Whether you're importing or exporting goods, business agreements need to exist between the person you're buying from or selling to, and the following key points need to be included in those agreements:
The products: You need to be clear about their exact specifications so that you know what you're getting.
Sales targets: This includes things like order quantities and the frequency of shipments.
Territory: In which territory may the distributor sell? Will the distributor have exclusivity there?
Prices: What are the prices of the products and the allowable markups?
Payment terms: Will you use letter of credit, sight draft, open account, 30 days, consignment, and so on?
Shipping terms: Will your terms be free on board (FOB) airport; free alongside ship (FAS); cost and freight (C&F); cost, insurance, and freight (CIF); and so on?
The level of effort required of the importers: How hard does the importer have to work to sell the products, including minimum order commitments and long-term commitments?
Sales promotion and advertising: Who will do it, who will pay for it, and how much will be invested?
Warranties and service: How will defective or unsold products be handled?
Order lead time and price increases: Lead time is the time required to ship the product to the company purchasing the product.

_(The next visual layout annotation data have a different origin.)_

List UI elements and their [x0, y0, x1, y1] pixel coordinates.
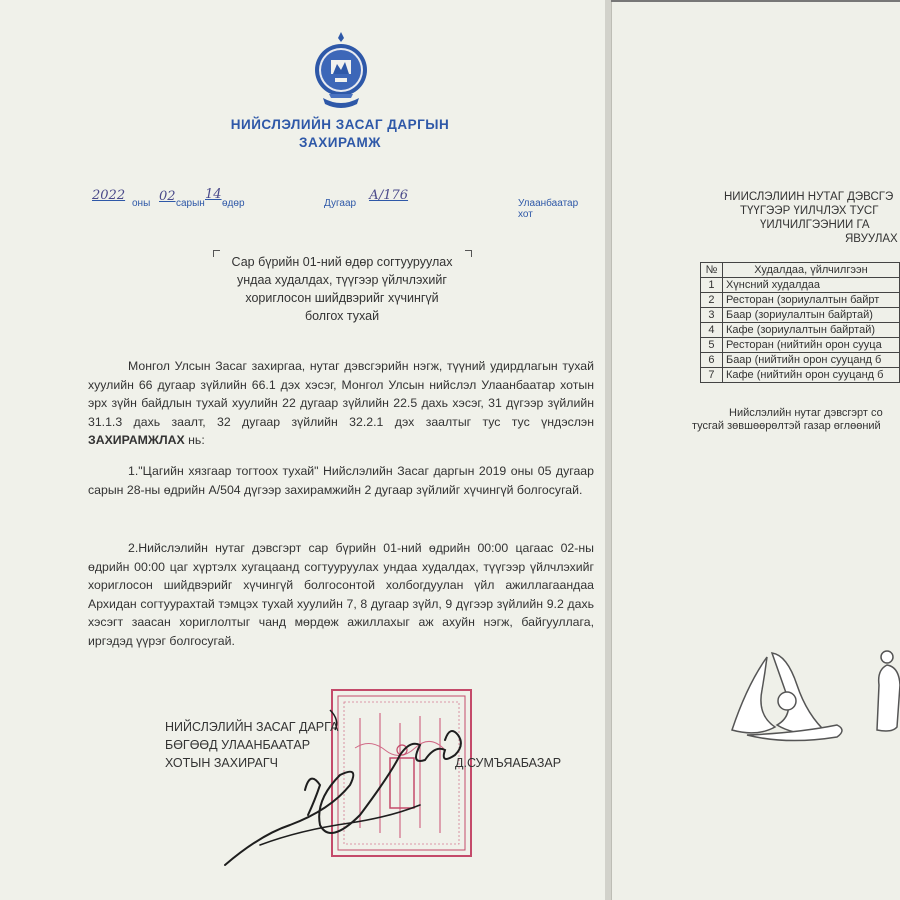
row-category: Кафе (нийтийн орон сууцанд б	[722, 368, 899, 383]
table-row	[701, 323, 900, 338]
row-category: Кафе (зориулалтын байртай)	[722, 323, 899, 338]
subject-line: хориглосон шийдвэрийг хүчингүй	[245, 291, 439, 305]
paragraph-clause-2: 2.Нийслэлийн нутаг дэвсгэрт сар бүрийн 01-ний өдрийн 00:00 цагаас 02-ны өдрийн 00:00 цаг хүртэлх хугацаанд согтууруулах ундаа худалдах, түүгээр үйлчлэхийг хориглосон шийдвэрийг хүчингүй болгосонтой холбогдуулан үйл ажиллагаандаа Архидан согтуурахтай тэмцэх тухай хуулийн 7, 8 дугаар зүйл, 9 дүгээр зүйлийн 9.2 дахь хэсэгт заасан хориглолтыг чанд мөрдөж ажиллахыг аж ахуйн нэгж, байгууллага, иргэдэд үүрэг болгосугай.	[88, 541, 594, 648]
city-name: Улаанбаатар хот	[518, 198, 579, 220]
attachment-footer-line: тусгай зөвшөөрөлтэй газар өглөөний	[692, 420, 881, 432]
row-category: Хүнсний худалдаа	[722, 278, 899, 293]
state-emblem-icon	[311, 30, 371, 110]
preamble-end: нь:	[184, 433, 205, 448]
table-row	[701, 368, 900, 383]
row-number: 6	[701, 353, 723, 368]
signer-title-line: НИЙСЛЭЛИЙН ЗАСАГ ДАРГА	[165, 720, 339, 734]
row-category: Ресторан (зориулалтын байрт	[722, 293, 899, 308]
row-number: 5	[701, 338, 723, 353]
date-month-suffix: сарын	[176, 198, 205, 209]
decree-keyword: ЗАХИРАМЖЛАХ	[88, 433, 185, 448]
logo-watermark-icon	[727, 645, 900, 745]
attachment-top-edge	[611, 0, 900, 2]
signer-name: Д.СУМЪЯАБАЗАР	[455, 756, 562, 770]
row-category: Ресторан (нийтийн орон сууца	[722, 338, 899, 353]
attachment-page	[611, 0, 900, 900]
header-number: №	[701, 263, 723, 278]
attachment-title-line: ЯВУУЛАХ	[845, 233, 898, 245]
attachment-table-wrap	[700, 262, 900, 394]
subject-line: болгох тухай	[304, 309, 380, 323]
header-category: Худалдаа, үйлчилгээн	[722, 263, 899, 278]
date-day: 14	[205, 187, 222, 202]
attachment-footer-line: Нийслэлийн нутаг дэвсгэрт со	[729, 407, 883, 419]
signer-title-line: БӨГӨӨД УЛААНБААТАР	[165, 738, 311, 752]
row-number: 2	[701, 293, 723, 308]
row-category: Баар (нийтийн орон сууцанд б	[722, 353, 899, 368]
date-day-suffix: өдөр	[222, 198, 245, 209]
row-category: Баар (зориулалтын байртай)	[722, 308, 899, 323]
number-label: Дугаар	[324, 198, 357, 209]
attachment-title-line: НИЙСЛЭЛИЙН НУТАГ ДЭВСГЭ	[724, 191, 894, 203]
table-row	[701, 308, 900, 323]
handwritten-signature	[220, 705, 480, 875]
attachment-title-line: ТҮҮГЭЭР ҮЙЛЧЛЭХ ТУСГ	[740, 205, 879, 217]
table-row	[701, 338, 900, 353]
signer-title-line: ХОТЫН ЗАХИРАГЧ	[165, 756, 278, 770]
row-number: 4	[701, 323, 723, 338]
paragraph-clause-1: 1."Цагийн хязгаар тогтоох тухай" Нийслэлийн Засаг даргын 2019 оны 05 дугаар сарын 28-ны өдрийн А/504 дүгээр захирамжийн 2 дугаар зүйлийг хүчингүй болгосугай.	[88, 464, 594, 497]
date-month: 02	[159, 189, 176, 204]
paragraph-preamble	[88, 357, 594, 450]
date-row	[92, 187, 592, 220]
table-header-row	[701, 263, 900, 278]
table-row	[701, 353, 900, 368]
document-number: А/176	[369, 188, 409, 203]
row-number: 3	[701, 308, 723, 323]
preamble-text: Монгол Улсын Засаг захиргаа, нутаг дэвсгэрийн нэгж, түүний удирдлагын тухай хуулийн 66 дугаар зүйлийн 66.1 дэх хэсэг, Монгол Улсын нийслэл Улаанбаатар хотын эрх зүйн байдлын тухай хуулийн 22 дугаар зүйлийн 22.5 дахь хэсэг, 31 дүгээр зүйлийн 31.1.3 дахь заалт, 32 дугаар зүйлийн 32.2.1 дэх заалтыг тус тус үндэслэн	[88, 359, 594, 429]
document-type-title: ЗАХИРАМЖ	[299, 135, 381, 150]
attachment-title-line: ҮЙЛЧИЛГЭЭНИЙ ГА	[760, 219, 870, 231]
date-year-suffix: оны	[132, 198, 151, 209]
row-number: 1	[701, 278, 723, 293]
subject-line: Сар бүрийн 01-ний өдөр согтууруулах	[231, 255, 453, 269]
table-row	[701, 278, 900, 293]
row-number: 7	[701, 368, 723, 383]
table-row	[701, 293, 900, 308]
subject-block	[208, 253, 476, 325]
attachment-table	[700, 262, 900, 383]
date-year: 2022	[92, 188, 126, 203]
subject-line: ундаа худалдах, түүгээр үйлчлэхийг	[237, 273, 447, 287]
org-title: НИЙСЛЭЛИЙН ЗАСАГ ДАРГЫН	[230, 117, 450, 132]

When negotiating with the supplier, you need to be clear on who's responsible for any increases in material or transportation from the time the order is placed and the time it's actually available for shipment.
Trademarks, copyrights, and patents: Who will register, and in whose name will it be in?
Provision for termination of the agreement: Under what circumstances can the agreement be dissolved?
Provision for settlement of disputes: If a product is defective or there is a misunderstanding about some aspect of the purchase or sales agreement, what process will be used to resolve disagreements?